Refined Low-Energy Supernova Constraints on Lepton Flavor Violating Axions

TL;DR

This paper refines constraints on lepton-flavor-violating axions using low-energy supernovae, considering multiple production channels and calculating energy transfer and loss, resulting in the most stringent bounds for certain ALP masses.

Contribution

It introduces new calculations of semi-Compton scattering for LFV-ALPs and refines supernova constraints by including detailed energy transfer and loss mechanisms.

Findings

LESNe provide the most stringent constraints for ALP masses above ~110 MeV.

Semi-Compton scattering is significant in the intermediate-mass range.

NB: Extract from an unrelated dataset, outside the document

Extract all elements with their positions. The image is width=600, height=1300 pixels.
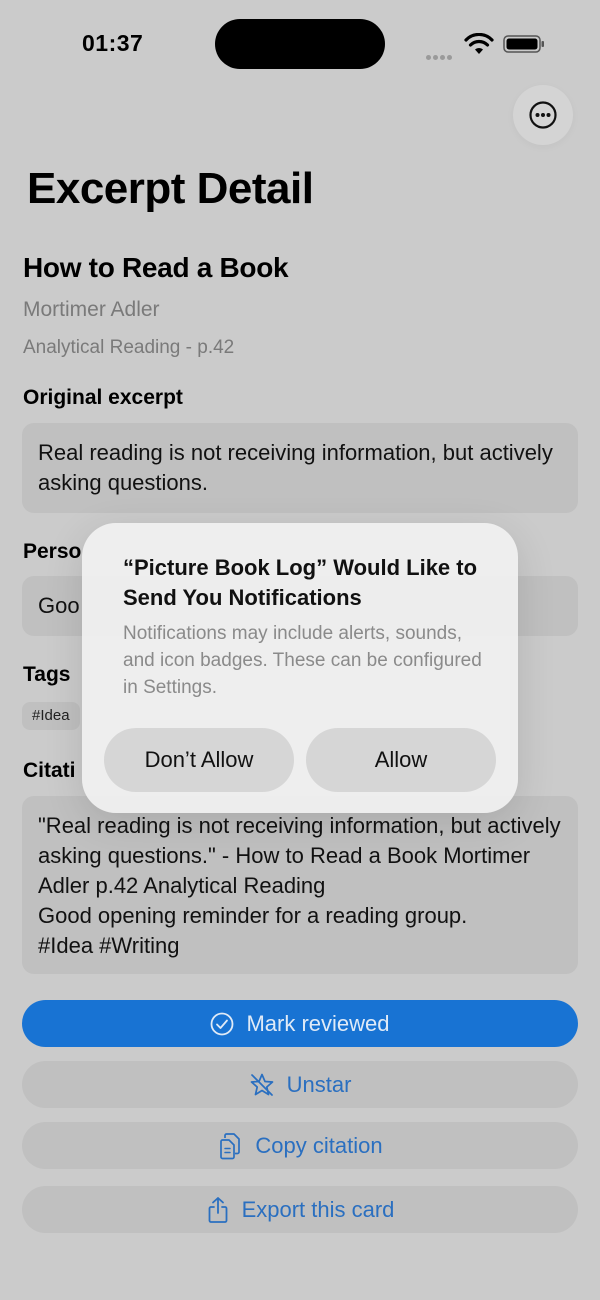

Refined bounds strengthen previous supernova limits on LFV axions.

Abstract

The supernova (SN) core, characterized by its extreme temperature and density, serves as a unique laboratory for new-physics searches. Low-energy supernovae (LESNe) provide particularly powerful probes, as their low explosion energies place stringent limits on any additional energy deposition in the mantle by new particles. We present refined LESN constraints on lepton-flavor-violating (LFV) axions and axion-like particles (ALPs) with electron-muon couplings. We consider four production channels in the SN: muon decay, lepton bremsstrahlung, electron-muon coalescence, and semi-Compton scattering, the last of which is investigated here for the first time in the context of LFV-ALPs. We find that muon decay dominates in the low-mass regime, electron-muon coalescence in the high-mass regime, and semi-Compton scattering in the intermediate-mass range. To derive accurate limits, we compute both the energy transfer from the SN core to the mantle and the energy loss due to ALP production in the mantle, which can be substantial for both large and small couplings -- the latter case, to our knowledge, not previously noted in the literature. We find that LESNe provide the most stringent constraints on the parameter space for ALP masses above $\sim 110$ MeV. These refined results strengthen previous SN bounds and highlight the exceptional sensitivity of LESNe to LFV new physics.